Cactus Inébranlable s’expose à Marche-en-Famenne

Les musées rou­vrent cette semaine! Par­mi eux : le Famenne & Art Muse­um (FAM). Moyen­nant le respect des nou­velles normes d’hy­giène, il sera pos­si­ble de voir une expo­si­tion, ini­tiale­ment pro­gram­mée en mars, et con­sacrée aux édi­tions Cac­tus inébran­lable, sous le thème “Quand lit­téra­ture et art se ren­con­trent”.  Elle per­met de décou­vrir les oeu­vres d’art qui rehaussent les cou­ver­tures de la mai­son d’édi­tion.

L’exposition

S’arrêter à l’aspect extérieur n’est pas tou­jours l’expression d’un car­ac­tère super­fi­ciel, c’est même par­fois le con­traire. Peut-on trans­pos­er cette hypothèse au monde de l’édi­tion? La cou­ver­ture d’un livre est-elle, en d’autres ter­mes, révéla­trice de ce qu’elle ren­ferme? L’expression anglaise « Don’t judge a book by its cov­er » — dev­enue très com­mune depuis son pre­mier emploi en 1867 et qui se traduit par « Ne vous fiez pas aux apparences » — sonne comme une mise en garde.

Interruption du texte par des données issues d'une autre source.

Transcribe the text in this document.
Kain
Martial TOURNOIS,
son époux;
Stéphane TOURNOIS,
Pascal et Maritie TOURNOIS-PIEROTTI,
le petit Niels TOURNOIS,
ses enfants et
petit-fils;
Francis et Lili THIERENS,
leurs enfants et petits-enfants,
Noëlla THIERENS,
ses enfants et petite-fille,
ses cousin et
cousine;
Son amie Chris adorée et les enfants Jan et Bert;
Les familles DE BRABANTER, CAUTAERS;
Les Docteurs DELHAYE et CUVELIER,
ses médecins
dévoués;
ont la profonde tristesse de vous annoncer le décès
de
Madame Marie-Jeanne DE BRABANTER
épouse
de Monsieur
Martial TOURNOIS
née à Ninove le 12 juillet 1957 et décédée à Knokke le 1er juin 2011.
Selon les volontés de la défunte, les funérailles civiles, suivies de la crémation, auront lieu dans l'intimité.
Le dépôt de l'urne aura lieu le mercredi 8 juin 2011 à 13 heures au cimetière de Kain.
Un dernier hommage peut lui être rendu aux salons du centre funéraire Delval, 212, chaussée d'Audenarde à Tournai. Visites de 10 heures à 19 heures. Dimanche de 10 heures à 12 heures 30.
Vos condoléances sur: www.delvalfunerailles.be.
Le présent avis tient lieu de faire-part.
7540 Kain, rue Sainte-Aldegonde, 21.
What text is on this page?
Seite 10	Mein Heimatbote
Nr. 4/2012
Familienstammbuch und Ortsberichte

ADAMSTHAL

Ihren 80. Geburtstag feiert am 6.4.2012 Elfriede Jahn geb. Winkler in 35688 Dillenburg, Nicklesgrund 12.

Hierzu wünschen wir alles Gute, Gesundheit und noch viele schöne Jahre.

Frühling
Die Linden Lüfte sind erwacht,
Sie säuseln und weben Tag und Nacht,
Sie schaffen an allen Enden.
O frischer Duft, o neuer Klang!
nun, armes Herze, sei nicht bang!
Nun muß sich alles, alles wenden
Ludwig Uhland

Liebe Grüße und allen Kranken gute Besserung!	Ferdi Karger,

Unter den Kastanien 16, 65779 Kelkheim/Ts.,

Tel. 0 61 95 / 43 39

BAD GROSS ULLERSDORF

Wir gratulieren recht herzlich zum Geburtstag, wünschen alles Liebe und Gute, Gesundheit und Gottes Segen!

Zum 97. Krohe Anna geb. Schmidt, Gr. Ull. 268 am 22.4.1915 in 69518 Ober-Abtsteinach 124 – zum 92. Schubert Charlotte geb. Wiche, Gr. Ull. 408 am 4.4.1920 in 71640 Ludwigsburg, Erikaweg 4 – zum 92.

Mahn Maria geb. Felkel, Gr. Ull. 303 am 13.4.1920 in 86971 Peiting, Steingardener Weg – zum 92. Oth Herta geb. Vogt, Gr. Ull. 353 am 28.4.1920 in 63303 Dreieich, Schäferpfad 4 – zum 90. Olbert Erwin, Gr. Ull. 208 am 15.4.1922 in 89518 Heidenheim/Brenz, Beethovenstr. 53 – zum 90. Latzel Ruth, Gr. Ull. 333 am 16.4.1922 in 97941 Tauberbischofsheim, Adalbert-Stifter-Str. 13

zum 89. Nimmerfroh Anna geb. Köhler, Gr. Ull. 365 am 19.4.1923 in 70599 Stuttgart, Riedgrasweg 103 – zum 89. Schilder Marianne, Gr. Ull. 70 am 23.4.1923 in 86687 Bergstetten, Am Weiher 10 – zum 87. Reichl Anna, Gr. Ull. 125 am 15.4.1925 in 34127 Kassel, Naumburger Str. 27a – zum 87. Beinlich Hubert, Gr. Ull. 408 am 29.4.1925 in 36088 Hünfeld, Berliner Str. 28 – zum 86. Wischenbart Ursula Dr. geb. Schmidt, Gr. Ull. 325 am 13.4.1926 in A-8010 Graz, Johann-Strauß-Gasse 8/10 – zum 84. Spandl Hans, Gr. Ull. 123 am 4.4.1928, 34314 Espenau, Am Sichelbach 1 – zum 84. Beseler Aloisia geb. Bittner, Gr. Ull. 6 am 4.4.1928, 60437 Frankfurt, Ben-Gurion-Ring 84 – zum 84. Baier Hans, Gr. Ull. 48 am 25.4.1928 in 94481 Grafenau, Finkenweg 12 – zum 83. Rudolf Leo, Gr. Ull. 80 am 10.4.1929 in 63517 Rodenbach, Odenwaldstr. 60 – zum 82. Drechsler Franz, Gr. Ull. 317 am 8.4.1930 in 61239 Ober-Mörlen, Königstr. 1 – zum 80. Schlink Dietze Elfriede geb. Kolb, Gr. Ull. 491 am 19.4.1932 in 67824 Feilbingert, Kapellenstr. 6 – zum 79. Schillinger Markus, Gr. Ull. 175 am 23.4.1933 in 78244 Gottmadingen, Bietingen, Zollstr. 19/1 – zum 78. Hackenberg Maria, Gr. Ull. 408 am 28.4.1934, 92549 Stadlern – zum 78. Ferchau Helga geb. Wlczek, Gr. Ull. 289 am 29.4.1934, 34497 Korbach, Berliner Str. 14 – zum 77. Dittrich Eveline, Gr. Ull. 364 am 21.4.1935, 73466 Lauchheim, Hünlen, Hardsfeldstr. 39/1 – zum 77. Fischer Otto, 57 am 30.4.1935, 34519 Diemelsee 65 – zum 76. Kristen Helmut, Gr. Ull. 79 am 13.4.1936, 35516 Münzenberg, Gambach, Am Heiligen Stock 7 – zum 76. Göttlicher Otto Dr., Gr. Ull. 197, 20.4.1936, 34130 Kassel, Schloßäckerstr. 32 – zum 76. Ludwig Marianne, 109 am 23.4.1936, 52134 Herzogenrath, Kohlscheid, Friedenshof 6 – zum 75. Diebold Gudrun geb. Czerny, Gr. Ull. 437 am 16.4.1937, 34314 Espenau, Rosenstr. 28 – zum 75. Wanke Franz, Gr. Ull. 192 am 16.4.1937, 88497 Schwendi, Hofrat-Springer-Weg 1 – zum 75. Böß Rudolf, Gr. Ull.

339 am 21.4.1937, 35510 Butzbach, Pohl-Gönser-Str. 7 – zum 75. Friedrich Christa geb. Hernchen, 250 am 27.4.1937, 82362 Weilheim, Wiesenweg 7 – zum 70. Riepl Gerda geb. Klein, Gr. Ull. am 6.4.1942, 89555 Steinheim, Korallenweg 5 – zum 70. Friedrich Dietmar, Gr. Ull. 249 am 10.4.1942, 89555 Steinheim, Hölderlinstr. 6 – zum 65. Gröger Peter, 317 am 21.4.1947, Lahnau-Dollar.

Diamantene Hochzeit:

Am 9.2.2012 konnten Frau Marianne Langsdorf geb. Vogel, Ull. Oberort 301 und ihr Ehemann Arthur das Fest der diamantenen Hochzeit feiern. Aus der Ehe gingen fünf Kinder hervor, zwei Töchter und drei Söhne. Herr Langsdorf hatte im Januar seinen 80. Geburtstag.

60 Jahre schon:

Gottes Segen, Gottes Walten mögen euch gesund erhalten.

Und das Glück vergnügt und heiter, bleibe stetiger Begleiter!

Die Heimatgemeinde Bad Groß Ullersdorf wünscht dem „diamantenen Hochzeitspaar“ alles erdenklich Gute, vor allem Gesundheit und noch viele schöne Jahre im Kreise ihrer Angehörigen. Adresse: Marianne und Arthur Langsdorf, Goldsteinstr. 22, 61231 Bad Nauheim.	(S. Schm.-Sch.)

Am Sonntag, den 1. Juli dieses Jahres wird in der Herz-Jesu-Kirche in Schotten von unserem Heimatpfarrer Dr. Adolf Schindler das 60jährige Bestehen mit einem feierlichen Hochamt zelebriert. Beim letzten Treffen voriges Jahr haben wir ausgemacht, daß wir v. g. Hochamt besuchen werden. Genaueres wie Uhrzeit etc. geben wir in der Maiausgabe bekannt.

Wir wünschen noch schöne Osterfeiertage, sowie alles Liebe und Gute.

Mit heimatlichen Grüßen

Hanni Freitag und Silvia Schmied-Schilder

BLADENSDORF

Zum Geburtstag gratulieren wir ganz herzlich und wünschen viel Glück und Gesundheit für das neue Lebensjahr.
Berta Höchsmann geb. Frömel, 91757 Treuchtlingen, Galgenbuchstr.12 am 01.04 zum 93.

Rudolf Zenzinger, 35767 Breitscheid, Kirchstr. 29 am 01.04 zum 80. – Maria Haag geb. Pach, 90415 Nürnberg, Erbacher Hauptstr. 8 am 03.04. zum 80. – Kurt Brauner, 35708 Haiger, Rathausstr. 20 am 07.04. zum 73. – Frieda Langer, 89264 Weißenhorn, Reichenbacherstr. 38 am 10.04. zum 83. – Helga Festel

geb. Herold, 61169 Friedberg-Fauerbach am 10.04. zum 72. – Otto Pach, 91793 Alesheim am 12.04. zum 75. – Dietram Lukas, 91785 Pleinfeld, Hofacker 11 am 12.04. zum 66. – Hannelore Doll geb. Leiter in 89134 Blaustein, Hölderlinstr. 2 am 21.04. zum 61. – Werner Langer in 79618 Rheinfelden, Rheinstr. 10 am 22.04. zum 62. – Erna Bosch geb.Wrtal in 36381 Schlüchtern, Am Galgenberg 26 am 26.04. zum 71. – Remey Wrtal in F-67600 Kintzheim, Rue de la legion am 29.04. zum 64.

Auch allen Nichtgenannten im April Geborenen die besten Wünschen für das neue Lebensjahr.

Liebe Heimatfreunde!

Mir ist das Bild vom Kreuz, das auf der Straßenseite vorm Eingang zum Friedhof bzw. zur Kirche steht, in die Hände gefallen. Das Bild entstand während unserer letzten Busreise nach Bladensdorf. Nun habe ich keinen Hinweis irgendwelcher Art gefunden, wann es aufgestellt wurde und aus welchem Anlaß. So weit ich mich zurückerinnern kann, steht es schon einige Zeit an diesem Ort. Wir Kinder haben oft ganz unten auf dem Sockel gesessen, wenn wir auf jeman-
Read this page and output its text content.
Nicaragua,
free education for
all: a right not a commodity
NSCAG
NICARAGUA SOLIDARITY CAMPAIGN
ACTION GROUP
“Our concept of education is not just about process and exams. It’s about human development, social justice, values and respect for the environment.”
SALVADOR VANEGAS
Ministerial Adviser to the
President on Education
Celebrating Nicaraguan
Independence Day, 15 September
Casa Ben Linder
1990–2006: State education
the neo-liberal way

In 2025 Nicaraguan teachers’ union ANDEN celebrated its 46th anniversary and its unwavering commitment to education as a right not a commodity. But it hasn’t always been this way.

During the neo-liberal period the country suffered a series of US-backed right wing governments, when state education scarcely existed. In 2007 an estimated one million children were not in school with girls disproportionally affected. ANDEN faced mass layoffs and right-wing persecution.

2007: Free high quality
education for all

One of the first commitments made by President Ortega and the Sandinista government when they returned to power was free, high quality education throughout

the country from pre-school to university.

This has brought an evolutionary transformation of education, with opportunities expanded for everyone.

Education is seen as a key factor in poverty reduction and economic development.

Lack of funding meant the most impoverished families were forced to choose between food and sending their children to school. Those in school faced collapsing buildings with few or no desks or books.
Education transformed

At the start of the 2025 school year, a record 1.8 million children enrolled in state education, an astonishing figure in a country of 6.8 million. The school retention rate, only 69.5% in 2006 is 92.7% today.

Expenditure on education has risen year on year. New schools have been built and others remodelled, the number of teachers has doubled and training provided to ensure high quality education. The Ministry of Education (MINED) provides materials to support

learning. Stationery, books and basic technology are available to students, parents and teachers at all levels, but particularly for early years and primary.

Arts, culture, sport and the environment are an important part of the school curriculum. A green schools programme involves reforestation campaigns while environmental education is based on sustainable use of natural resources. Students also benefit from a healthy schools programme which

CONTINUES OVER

Le soin gran­dis­sant apporté à la cou­ver­ture depuis le milieu du 19e siè­cle, le suc­cès rem­porté par une mai­son d’édition à la charte graphique per­cu­tante telle Zul­ma et les dif­férentes études révélant le rôle de la cou­ver­ture dans l’achat de livres, ne peu­vent qu’attester de son impor­tance. La vente en ligne risque par ailleurs d’amplifier ce phénomène.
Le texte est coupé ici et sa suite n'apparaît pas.